In that light, the appointment looks like a defence of the status quo and, specifically, Staley’s investment bank bolstering as European rivals Deutsche Bank and Credit Suisse struggle. By contrast, outgoing chair John McFarlane, according to author Philip Augar, repeatedly clashed with former CEO Antony Jenkins over cuts to Barclays sizeable trading operations in particular.
Higgins has three things to bear in mind. One is to avoid hubris: when McFarlane joined he predicted a doubling of the share price in three years, when it actually fell by a third. Another is the need to identify a replacement for Staley.

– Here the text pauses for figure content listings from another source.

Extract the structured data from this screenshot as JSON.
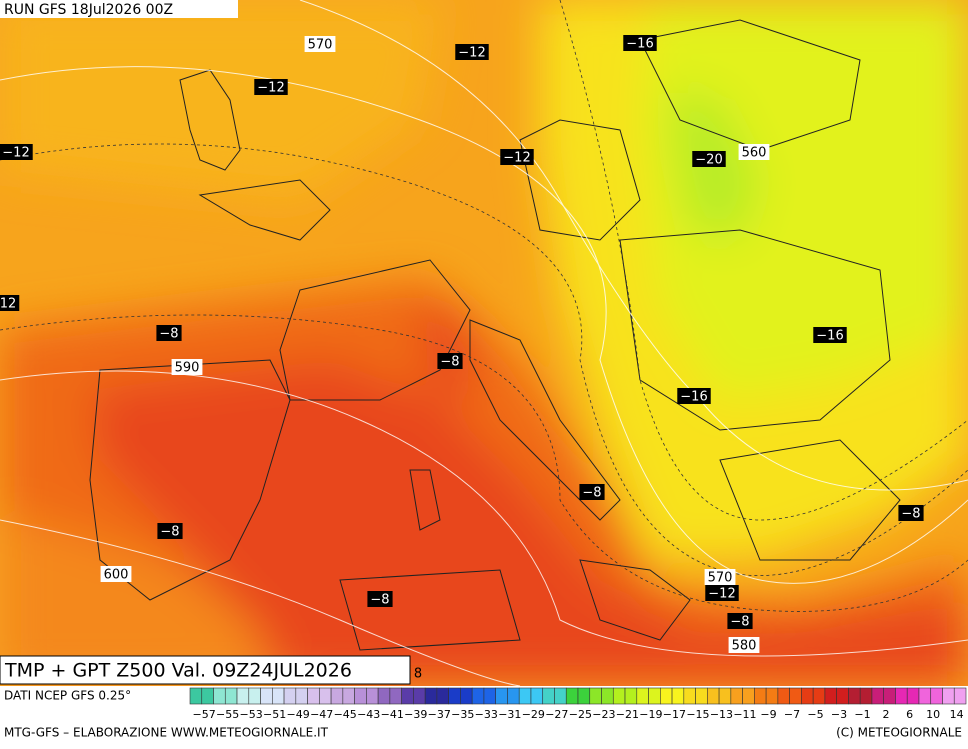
{
  "header": {
    "run": "RUN GFS 18Jul2026 00Z"
  },
  "map": {
    "validity": "TMP + GPT Z500 Val. 09Z24JUL2026",
    "contour_labels": [
      "570",
      "−12",
      "−16",
      "−12",
      "−12",
      "−12",
      "−20",
      "560",
      "12",
      "−8",
      "590",
      "−8",
      "−16",
      "−16",
      "−8",
      "−8",
      "−8",
      "600",
      "−8",
      "570",
      "−12",
      "−8",
      "580",
      "8"
    ]
  },
  "legend": {
    "source": "DATI NCEP GFS 0.25°",
    "colors": [
      "#3cc8a0",
      "#8ee6d2",
      "#c8f0ee",
      "#d8e4f8",
      "#d4d0f0",
      "#d8c0ec",
      "#c8a8e0",
      "#b890d8",
      "#9068c0",
      "#5a3ca8",
      "#2a2a9c",
      "#1a3cc8",
      "#1e64e6",
      "#2896f0",
      "#3cc8f4",
      "#44d2c8",
      "#3cd23c",
      "#8ce628",
      "#b4f01e",
      "#dcf41e",
      "#f8f41e",
      "#f8dc1e",
      "#f8c01e",
      "#f8a01e",
      "#f47c14",
      "#f05a14",
      "#e63c14",
      "#d21e1e",
      "#b41e32",
      "#c81e78",
      "#e628b4",
      "#f064dc",
      "#f0a0f0"
    ],
    "labels": [
      "−57",
      "−55",
      "−53",
      "−51",
      "−49",
      "−47",
      "−45",
      "−43",
      "−41",
      "−39",
      "−37",
      "−35",
      "−33",
      "−31",
      "−29",
      "−27",
      "−25",
      "−23",
      "−21",
      "−19",
      "−17",
      "−15",
      "−13",
      "−11",
      "−9",
      "−7",
      "−5",
      "−3",
      "−1",
      "2",
      "6",
      "10",
      "14"
    ]
  },
  "footer": {
    "credit": "MTG-GFS – ELABORAZIONE WWW.METEOGIORNALE.IT",
    "copyright": "(C) METEOGIORNALE"
  }
}
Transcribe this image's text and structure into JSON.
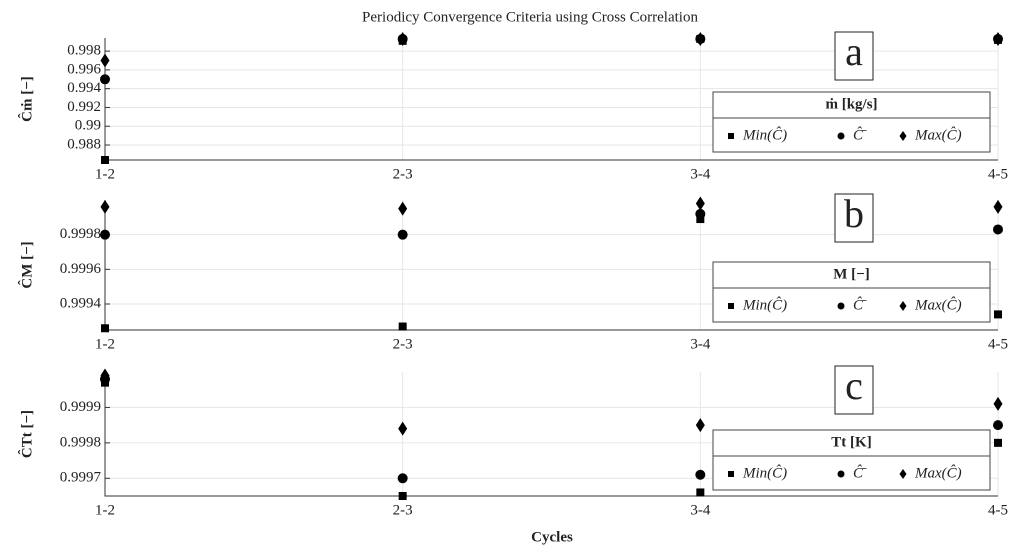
{
  "chart_data": [
    {
      "type": "scatter",
      "title": "Periodicy Convergence Criteria using Cross Correlation",
      "ylabel": "Ĉṁ [−]",
      "panel_label": "a",
      "legend_title": "ṁ [kg/s]",
      "categories": [
        "1-2",
        "2-3",
        "3-4",
        "4-5"
      ],
      "ylim": [
        0.9864,
        0.9994
      ],
      "yticks": [
        0.988,
        0.99,
        0.992,
        0.994,
        0.996,
        0.998
      ],
      "grid": true,
      "series": [
        {
          "name": "Min(Ĉ)",
          "marker": "square",
          "color": "#000000",
          "values": [
            0.9864,
            0.9991,
            0.9993,
            0.9992
          ]
        },
        {
          "name": "Ĉ̄",
          "marker": "circle",
          "color": "#000000",
          "values": [
            0.995,
            0.9993,
            0.9993,
            0.9993
          ]
        },
        {
          "name": "Max(Ĉ)",
          "marker": "diamond",
          "color": "#000000",
          "values": [
            0.997,
            0.9993,
            0.9993,
            0.9993
          ]
        }
      ]
    },
    {
      "type": "scatter",
      "ylabel": "ĈM [−]",
      "panel_label": "b",
      "legend_title": "M [−]",
      "categories": [
        "1-2",
        "2-3",
        "3-4",
        "4-5"
      ],
      "ylim": [
        0.99925,
        1.0
      ],
      "yticks": [
        0.9994,
        0.9996,
        0.9998
      ],
      "grid": true,
      "series": [
        {
          "name": "Min(Ĉ)",
          "marker": "square",
          "color": "#000000",
          "values": [
            0.99926,
            0.99927,
            0.99989,
            0.99934
          ]
        },
        {
          "name": "Ĉ̄",
          "marker": "circle",
          "color": "#000000",
          "values": [
            0.9998,
            0.9998,
            0.99992,
            0.99983
          ]
        },
        {
          "name": "Max(Ĉ)",
          "marker": "diamond",
          "color": "#000000",
          "values": [
            0.99996,
            0.99995,
            0.99998,
            0.99996
          ]
        }
      ]
    },
    {
      "type": "scatter",
      "ylabel": "ĈTt [−]",
      "panel_label": "c",
      "legend_title": "Tt [K]",
      "xlabel": "Cycles",
      "categories": [
        "1-2",
        "2-3",
        "3-4",
        "4-5"
      ],
      "ylim": [
        0.99965,
        1.0
      ],
      "yticks": [
        0.9997,
        0.9998,
        0.9999
      ],
      "grid": true,
      "series": [
        {
          "name": "Min(Ĉ)",
          "marker": "square",
          "color": "#000000",
          "values": [
            0.99997,
            0.99965,
            0.99966,
            0.9998
          ]
        },
        {
          "name": "Ĉ̄",
          "marker": "circle",
          "color": "#000000",
          "values": [
            0.99998,
            0.9997,
            0.99971,
            0.99985
          ]
        },
        {
          "name": "Max(Ĉ)",
          "marker": "diamond",
          "color": "#000000",
          "values": [
            0.99999,
            0.99984,
            0.99985,
            0.99991
          ]
        }
      ]
    }
  ]
}
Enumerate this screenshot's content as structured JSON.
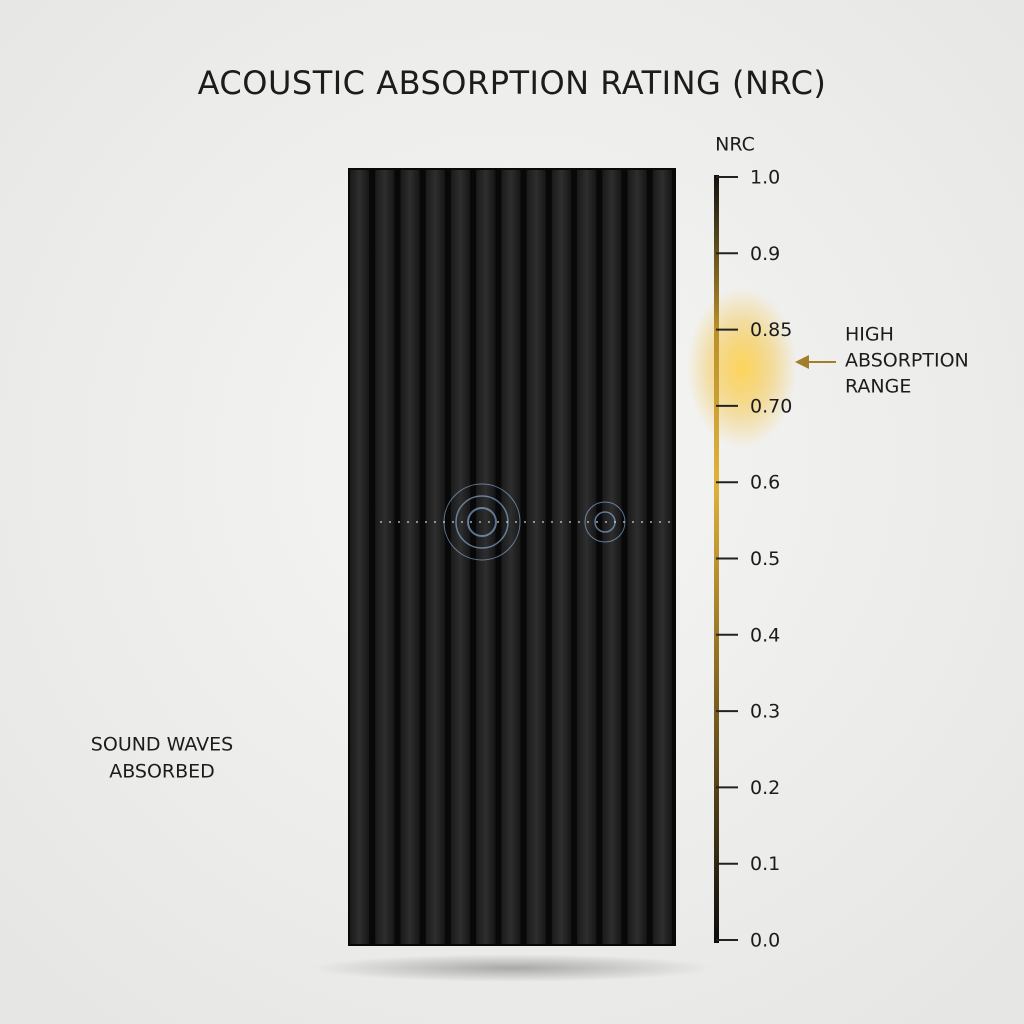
{
  "title": "ACOUSTIC ABSORPTION RATING (NRC)",
  "scale": {
    "label": "NRC",
    "ticks": [
      "1.0",
      "0.9",
      "0.85",
      "0.70",
      "0.6",
      "0.5",
      "0.4",
      "0.3",
      "0.2",
      "0.1",
      "0.0"
    ]
  },
  "highlight": {
    "lines": [
      "HIGH",
      "ABSORPTION",
      "RANGE"
    ]
  },
  "sound_label": {
    "lines": [
      "SOUND WAVES",
      "ABSORBED"
    ]
  }
}
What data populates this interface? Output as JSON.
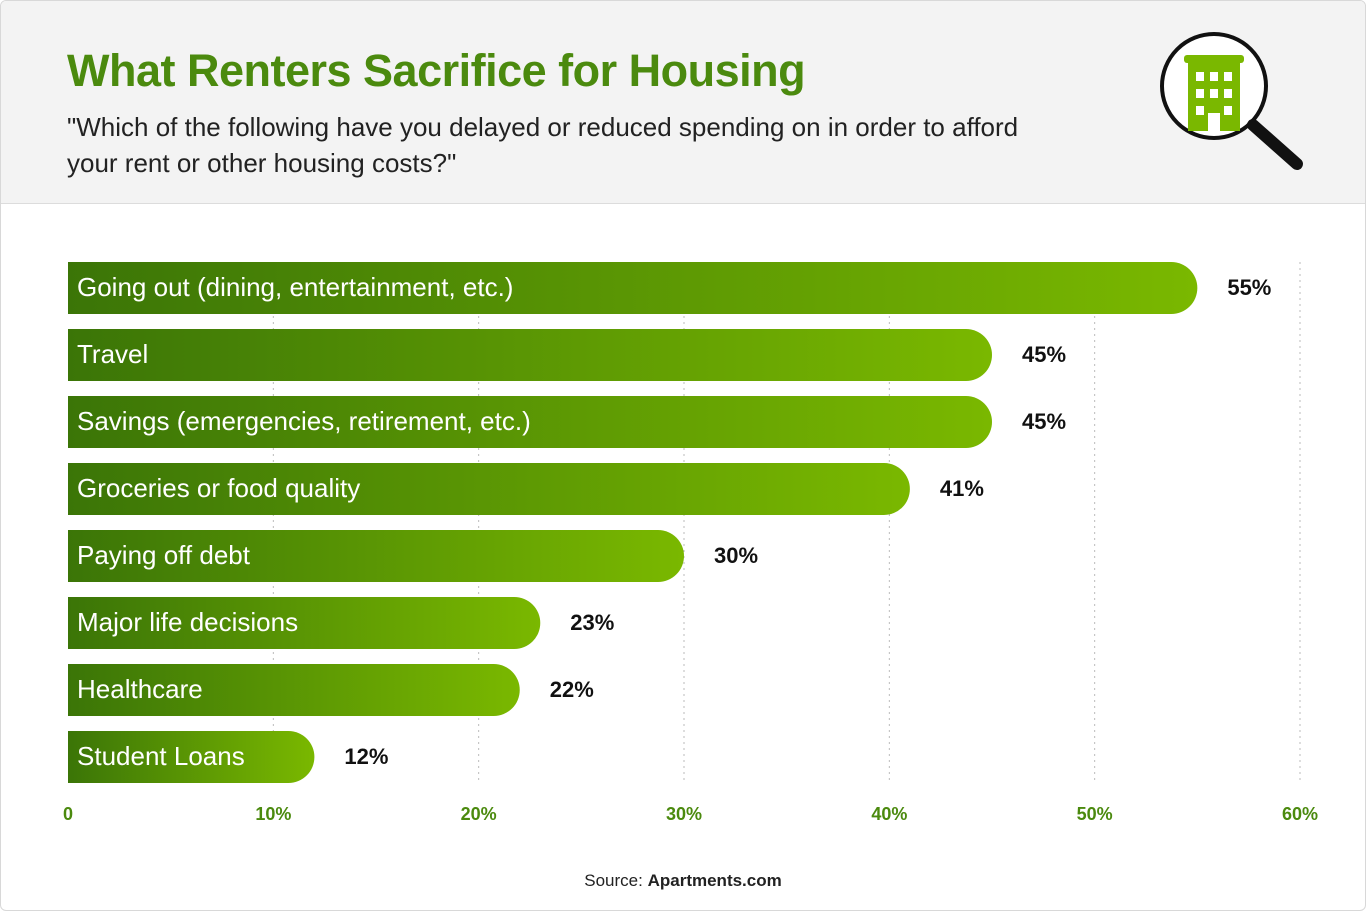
{
  "chart_data": {
    "type": "bar",
    "title": "What Renters Sacrifice for Housing",
    "subtitle": "\"Which of the following have you delayed or reduced spending on in order to afford your rent or other housing costs?\"",
    "categories": [
      "Going out (dining, entertainment, etc.)",
      "Travel",
      "Savings (emergencies, retirement, etc.)",
      "Groceries or food quality",
      "Paying off debt",
      "Major life decisions",
      "Healthcare",
      "Student Loans"
    ],
    "values": [
      55,
      45,
      45,
      41,
      30,
      23,
      22,
      12
    ],
    "value_labels": [
      "55%",
      "45%",
      "45%",
      "41%",
      "30%",
      "23%",
      "22%",
      "12%"
    ],
    "colors": [
      "#3b7507",
      "#7ab800"
    ],
    "xlim": [
      0,
      60
    ],
    "xticks": [
      0,
      {
        "value": 10,
        "label": "10%"
      },
      {
        "value": 20,
        "label": "20%"
      },
      {
        "value": 30,
        "label": "30%"
      },
      {
        "value": 40,
        "label": "40%"
      },
      {
        "value": 50,
        "label": "50%"
      },
      {
        "value": 60,
        "label": "60%"
      }
    ],
    "grid": true,
    "source_prefix": "Source:",
    "source": "Apartments.com"
  }
}
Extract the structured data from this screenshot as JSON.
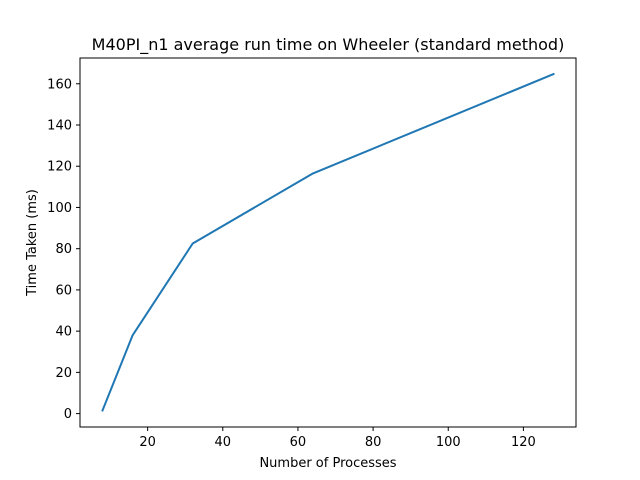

Having led a bruising restructuring since joining in late 2015 and fallen foul of whistleblowing rules, it would make sense for the CEO to step down next year or 2020, ideally when Barclays has achieved its 10 percent return on tangible equity target, in line with its cost of capital.
The final issue is Barclays shares’ persistent discount to book, currently 30 percent. If returns falter, the age-old question about the utility of having a large investment bank will resurface – as will the appeal of activist investor Edward Bramson. If other shareholders suddenly become receptive to his pleas to cull the rainmakers and traders, Higgins will need to use his relationship skills to explain why Barclays’ current structure is fit for purpose.